Nigeria Leads Effort for $9 Billion African Energy Plan

LAGOS (Capital Markets in Africa)  – Nigeria is leading a continent-wide drive to raise as much as $9 billion to help African nations fund projects including oil exploration, refineries and pipelines, the country’s oil minister said.

Africa’s largest oil producer is working with more than a dozen other nations grouped under the African Petroleum Producers Organization, or APPO, to raise $1 billion in start-up funding for the African Energy Investment Corp., Minister of State for Petroleum Resources Emmanuel Kachikwu said in an interview. At least half of this will come from private investors including venture capital companies, he said.

“The target is to be able to drive work-funding distribution in excess of $9 billion” over the coming year, Kachikwu said on the sidelines of an oil conference in Abuja. That includes start-up money and credit lines with financial institutions, he said.

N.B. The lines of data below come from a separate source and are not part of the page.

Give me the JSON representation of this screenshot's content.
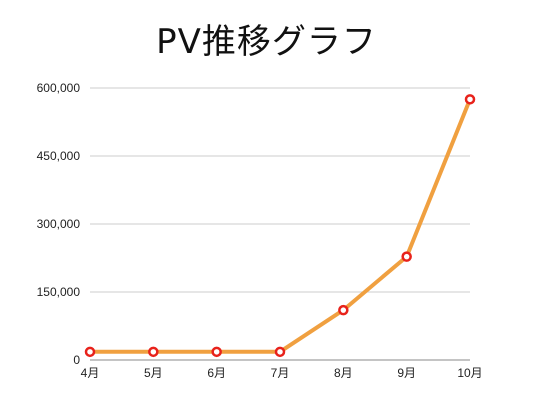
{
  "chart_data": {
    "type": "line",
    "title": "PV推移グラフ",
    "xlabel": "",
    "ylabel": "",
    "categories": [
      "4月",
      "5月",
      "6月",
      "7月",
      "8月",
      "9月",
      "10月"
    ],
    "series": [
      {
        "values": [
          18000,
          18000,
          18000,
          18000,
          110000,
          228000,
          575000
        ]
      }
    ],
    "ylim": [
      0,
      600000
    ],
    "yticks": [
      0,
      150000,
      300000,
      450000,
      600000
    ],
    "ytick_labels": [
      "0",
      "150,000",
      "300,000",
      "450,000",
      "600,000"
    ],
    "grid": true,
    "colors": {
      "line": "#f0a040",
      "marker_edge": "#e8221b",
      "marker_fill": "#ffffff",
      "grid": "#cccccc"
    }
  }
}
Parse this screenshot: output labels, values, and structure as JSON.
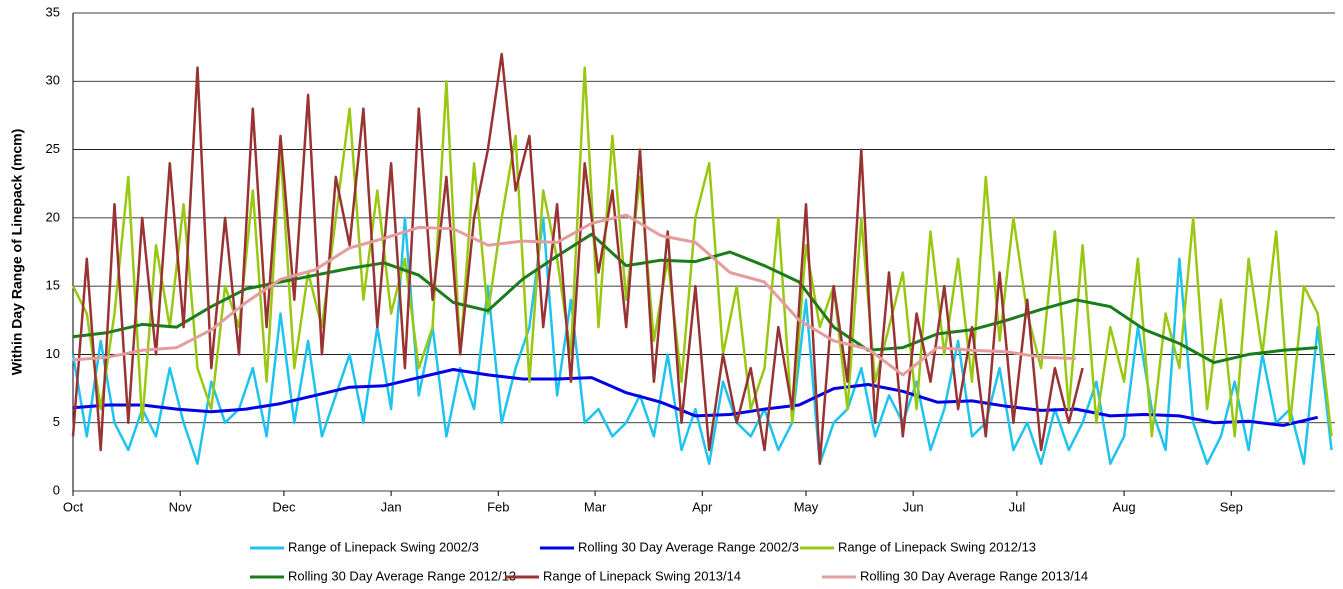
{
  "chart_data": {
    "type": "line",
    "ylabel": "Within Day Range of Linepack (mcm)",
    "xlim": [
      0,
      365
    ],
    "xticks": [
      {
        "value": 0,
        "label": "Oct"
      },
      {
        "value": 31,
        "label": "Nov"
      },
      {
        "value": 61,
        "label": "Dec"
      },
      {
        "value": 92,
        "label": "Jan"
      },
      {
        "value": 123,
        "label": "Feb"
      },
      {
        "value": 151,
        "label": "Mar"
      },
      {
        "value": 182,
        "label": "Apr"
      },
      {
        "value": 212,
        "label": "May"
      },
      {
        "value": 243,
        "label": "Jun"
      },
      {
        "value": 273,
        "label": "Jul"
      },
      {
        "value": 304,
        "label": "Aug"
      },
      {
        "value": 335,
        "label": "Sep"
      }
    ],
    "ylim": [
      0,
      35
    ],
    "yticks": [
      0,
      5,
      10,
      15,
      20,
      25,
      30,
      35
    ],
    "grid": true,
    "legend": "bottom",
    "series": [
      {
        "name": "Range of Linepack Swing 2002/3",
        "color": "#1fc3ef",
        "width": 2.5,
        "x": [
          0,
          4,
          8,
          12,
          16,
          20,
          24,
          28,
          32,
          36,
          40,
          44,
          48,
          52,
          56,
          60,
          64,
          68,
          72,
          76,
          80,
          84,
          88,
          92,
          96,
          100,
          104,
          108,
          112,
          116,
          120,
          124,
          128,
          132,
          136,
          140,
          144,
          148,
          152,
          156,
          160,
          164,
          168,
          172,
          176,
          180,
          184,
          188,
          192,
          196,
          200,
          204,
          208,
          212,
          216,
          220,
          224,
          228,
          232,
          236,
          240,
          244,
          248,
          252,
          256,
          260,
          264,
          268,
          272,
          276,
          280,
          284,
          288,
          292,
          296,
          300,
          304,
          308,
          312,
          316,
          320,
          324,
          328,
          332,
          336,
          340,
          344,
          348,
          352,
          356,
          360,
          364
        ],
        "values": [
          10,
          4,
          11,
          5,
          3,
          6,
          4,
          9,
          5,
          2,
          8,
          5,
          6,
          9,
          4,
          13,
          5,
          11,
          4,
          7,
          10,
          5,
          12,
          6,
          20,
          7,
          12,
          4,
          9,
          6,
          15,
          5,
          9,
          12,
          20,
          7,
          14,
          5,
          6,
          4,
          5,
          7,
          4,
          10,
          3,
          6,
          2,
          8,
          5,
          4,
          6,
          3,
          5,
          14,
          2,
          5,
          6,
          9,
          4,
          7,
          5,
          8,
          3,
          6,
          11,
          4,
          5,
          9,
          3,
          5,
          2,
          6,
          3,
          5,
          8,
          2,
          4,
          12,
          6,
          3,
          17,
          5,
          2,
          4,
          8,
          3,
          10,
          5,
          6,
          2,
          12,
          3
        ]
      },
      {
        "name": "Rolling 30 Day Average Range 2002/3",
        "color": "#0000e6",
        "width": 3,
        "x": [
          0,
          10,
          20,
          30,
          40,
          50,
          60,
          70,
          80,
          90,
          100,
          110,
          120,
          130,
          140,
          150,
          160,
          170,
          180,
          190,
          200,
          210,
          220,
          230,
          240,
          250,
          260,
          270,
          280,
          290,
          300,
          310,
          320,
          330,
          340,
          350,
          360
        ],
        "values": [
          6.1,
          6.3,
          6.3,
          6.0,
          5.8,
          6.0,
          6.4,
          7.0,
          7.6,
          7.7,
          8.3,
          8.9,
          8.5,
          8.2,
          8.2,
          8.3,
          7.2,
          6.5,
          5.5,
          5.6,
          6.0,
          6.3,
          7.5,
          7.8,
          7.3,
          6.5,
          6.6,
          6.2,
          5.9,
          6.0,
          5.5,
          5.6,
          5.5,
          5.0,
          5.1,
          4.8,
          5.4
        ]
      },
      {
        "name": "Range of Linepack Swing 2012/13",
        "color": "#99c812",
        "width": 2.5,
        "x": [
          0,
          4,
          8,
          12,
          16,
          20,
          24,
          28,
          32,
          36,
          40,
          44,
          48,
          52,
          56,
          60,
          64,
          68,
          72,
          76,
          80,
          84,
          88,
          92,
          96,
          100,
          104,
          108,
          112,
          116,
          120,
          124,
          128,
          132,
          136,
          140,
          144,
          148,
          152,
          156,
          160,
          164,
          168,
          172,
          176,
          180,
          184,
          188,
          192,
          196,
          200,
          204,
          208,
          212,
          216,
          220,
          224,
          228,
          232,
          236,
          240,
          244,
          248,
          252,
          256,
          260,
          264,
          268,
          272,
          276,
          280,
          284,
          288,
          292,
          296,
          300,
          304,
          308,
          312,
          316,
          320,
          324,
          328,
          332,
          336,
          340,
          344,
          348,
          352,
          356,
          360,
          364
        ],
        "values": [
          15,
          13,
          6,
          13,
          23,
          5,
          18,
          12,
          21,
          9,
          6,
          15,
          12,
          22,
          8,
          25,
          9,
          16,
          12,
          20,
          28,
          14,
          22,
          13,
          17,
          9,
          12,
          30,
          10,
          24,
          13,
          20,
          26,
          8,
          22,
          17,
          10,
          31,
          12,
          26,
          14,
          23,
          11,
          17,
          8,
          20,
          24,
          10,
          15,
          6,
          9,
          20,
          5,
          18,
          12,
          15,
          6,
          20,
          8,
          12,
          16,
          6,
          19,
          10,
          17,
          8,
          23,
          11,
          20,
          13,
          9,
          19,
          6,
          18,
          5,
          12,
          8,
          17,
          4,
          13,
          9,
          20,
          6,
          14,
          4,
          17,
          10,
          19,
          5,
          15,
          13,
          4
        ]
      },
      {
        "name": "Rolling 30 Day Average Range 2012/13",
        "color": "#1a7d1a",
        "width": 3,
        "x": [
          0,
          10,
          20,
          30,
          40,
          50,
          60,
          70,
          80,
          90,
          100,
          110,
          120,
          130,
          140,
          150,
          160,
          170,
          180,
          190,
          200,
          210,
          220,
          230,
          240,
          250,
          260,
          270,
          280,
          290,
          300,
          310,
          320,
          330,
          340,
          350,
          360
        ],
        "values": [
          11.3,
          11.6,
          12.2,
          12.0,
          13.5,
          14.8,
          15.3,
          15.8,
          16.3,
          16.7,
          15.8,
          13.8,
          13.2,
          15.5,
          17.2,
          18.8,
          16.5,
          16.9,
          16.8,
          17.5,
          16.5,
          15.3,
          12.0,
          10.3,
          10.5,
          11.5,
          11.8,
          12.5,
          13.3,
          14.0,
          13.5,
          11.8,
          10.8,
          9.4,
          10.0,
          10.3,
          10.5
        ]
      },
      {
        "name": "Range of Linepack Swing 2013/14",
        "color": "#993333",
        "width": 2.5,
        "x": [
          0,
          4,
          8,
          12,
          16,
          20,
          24,
          28,
          32,
          36,
          40,
          44,
          48,
          52,
          56,
          60,
          64,
          68,
          72,
          76,
          80,
          84,
          88,
          92,
          96,
          100,
          104,
          108,
          112,
          116,
          120,
          124,
          128,
          132,
          136,
          140,
          144,
          148,
          152,
          156,
          160,
          164,
          168,
          172,
          176,
          180,
          184,
          188,
          192,
          196,
          200,
          204,
          208,
          212,
          216,
          220,
          224,
          228,
          232,
          236,
          240,
          244,
          248,
          252,
          256,
          260,
          264,
          268,
          272,
          276,
          280,
          284,
          288,
          292
        ],
        "values": [
          4,
          17,
          3,
          21,
          5,
          20,
          10,
          24,
          12,
          31,
          9,
          20,
          10,
          28,
          12,
          26,
          14,
          29,
          10,
          23,
          18,
          28,
          12,
          24,
          9,
          28,
          14,
          23,
          10,
          20,
          25,
          32,
          22,
          26,
          12,
          21,
          8,
          24,
          16,
          22,
          12,
          25,
          8,
          19,
          5,
          15,
          3,
          10,
          5,
          9,
          3,
          12,
          6,
          21,
          2,
          15,
          8,
          25,
          5,
          16,
          4,
          13,
          8,
          15,
          6,
          12,
          4,
          16,
          5,
          14,
          3,
          9,
          5,
          9
        ]
      },
      {
        "name": "Rolling 30 Day Average Range 2013/14",
        "color": "#e59c9c",
        "width": 3,
        "x": [
          0,
          10,
          20,
          30,
          40,
          50,
          60,
          70,
          80,
          90,
          100,
          110,
          120,
          130,
          140,
          150,
          160,
          170,
          180,
          190,
          200,
          210,
          220,
          230,
          240,
          250,
          260,
          270,
          280,
          290
        ],
        "values": [
          9.6,
          9.8,
          10.3,
          10.5,
          11.8,
          13.8,
          15.5,
          16.2,
          17.8,
          18.5,
          19.3,
          19.2,
          18.0,
          18.3,
          18.2,
          19.6,
          20.2,
          18.7,
          18.2,
          16.0,
          15.3,
          12.5,
          11.0,
          10.4,
          8.5,
          10.5,
          10.3,
          10.2,
          9.8,
          9.7
        ]
      }
    ]
  }
}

Nigeria, which currently pumps about 1.75 million barrels of crude a day, is trying to revive APPO after decades of inactivity and poor collaboration within the African oil group. Producers on the continent have become “silos” and need to start collaborating more on transnational projects to boost development and protect the regional market, Kachikwu said.

OPEC Segment
Also a member of the Organization of Petroleum Exporting Countries, Nigeria is working to establish the 18-nation African group as a “mini-segment” of OPEC. African members would take a unified position on issues including oil prices, output cuts, project costs and funding, according to Kachikwu.

“I have done this informally through the last two years of OPEC such that whenever we go to Vienna, those who are OPEC members will meet with me first so we toe a common position,” he said, referring to meetings at the producer group’s headquarters. “What we have found out is that it has been very effective because suddenly the likes of Saudi Arabia and the rest find that they could no longer just roll off African support just like that.”

Nigeria is scheduled to hold a general election from Feb. 16, with President Muhammadu Buhari seeking a second term. His main challenger, Atiku Abubakar, has said that he would privatize the state-run oil firm, which he called a ‘mafia organization,’ if he is reelected. The Nigerian National Petroleum Corp. has a long-standing reputation for inefficiency and opaque management.